She said she would feel the same way if the roles were reversed. She swears that all contact and communication are now done, but what else could she possibly say at this point? Before this all got exposed on Friday, I was supposed to take the two oldest kids to a tubing place later today. I'm guessing that having ridiculous paranoia about her being here without me is normal?

 

In order to be helped in any way you need to decide what you want to do. Do you want a divorce? In that case the road is clear, but painful. Your next step is to contact a lawyer and take it from there.

 

If you do NOT want a divorce, things are more complex. You will probably not trust her in the same way ever again. But it doesn't mean that you can't be happy together.
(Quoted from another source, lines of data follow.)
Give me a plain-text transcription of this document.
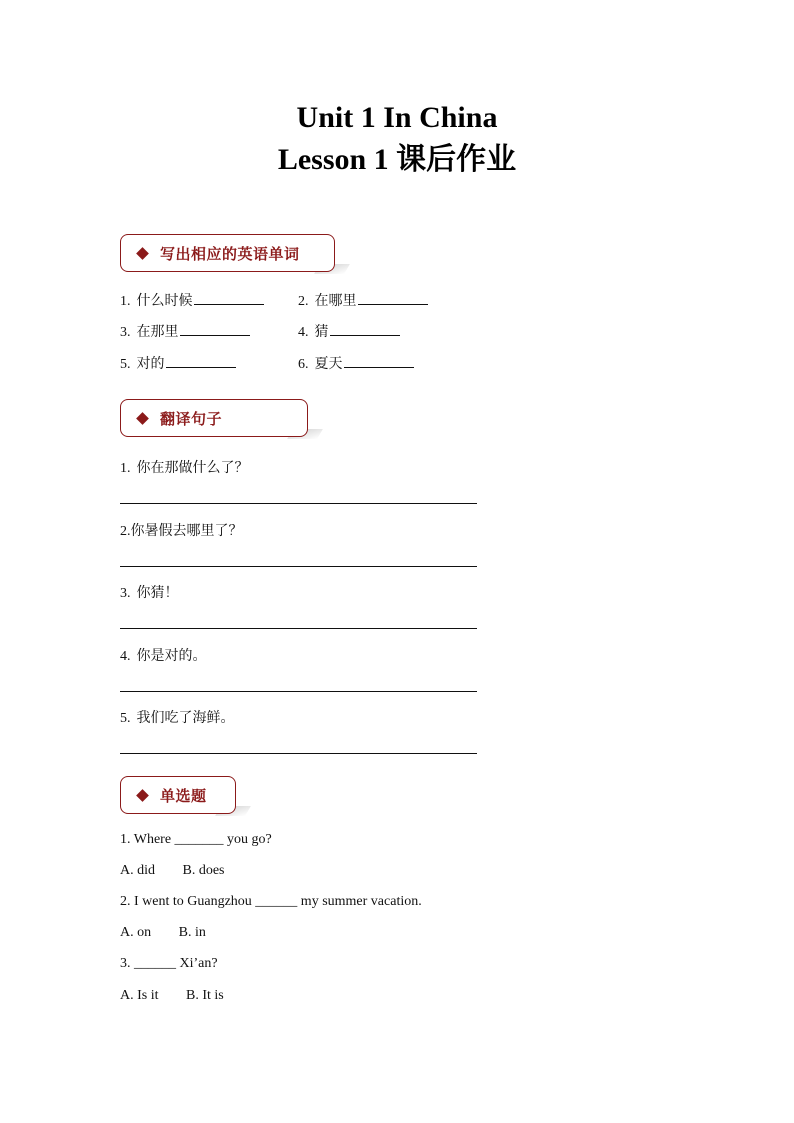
Unit 1 In China
Lesson 1 课后作业
写出相应的英语单词
1. 什么时候	2. 在哪里
3. 在那里	4. 猜
5. 对的	6. 夏天
翻译句子
1. 你在那做什么了？
2.你暑假去哪里了？
3. 你猜！
4. 你是对的。
5. 我们吃了海鲜。
单选题
1. Where _______ you go?
A. did B. does
2. I went to Guangzhou ______ my summer vacation.
A. on B. in
3. ______ Xi’an?
A. Is it B. It is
And when folks tell you that "once a cheater, always a cheater" you have to understand that this isn't true at all

 

So she has a choice---she can divorce you or go back to her AP. And you have a choice. But if you want to save your marriage, you need to work WITH her to do that. You will probably both have to make changes. And you will have the job of winning her back. Yes, you read me correctly. Love is not a switch that can get flipped on and off. Right now it is mostly off. You need it on. You will have to romance her.

 

But NOT now. It isn't that simple. First she has to commit to saving the marriage. She has to be transparent. She has to be so open about what she is doing and where she is going that you can't help but believing her. And you have to be able to talk to each other openly and cleanly. No hiding, no minimizing, no secrets for EITHER of you.

 

And you always have to treat her with the respect due another living breathing human being who is the mother of your children.

 

THEN and only then can the romancing begin. You may feel that she doesn't deserve it. Certainly some folks here will tell you that. But you need to think about the future. Saving your marriage means getting to the position where you are not only open with each other and transparent, but where she is deeply emotionally involved with you and you with her.

 

Yes, this process may fail. Both of you know that. But if you both try, it can be done. And if it doesn't work you will have peace because you will know you gave it your best shot.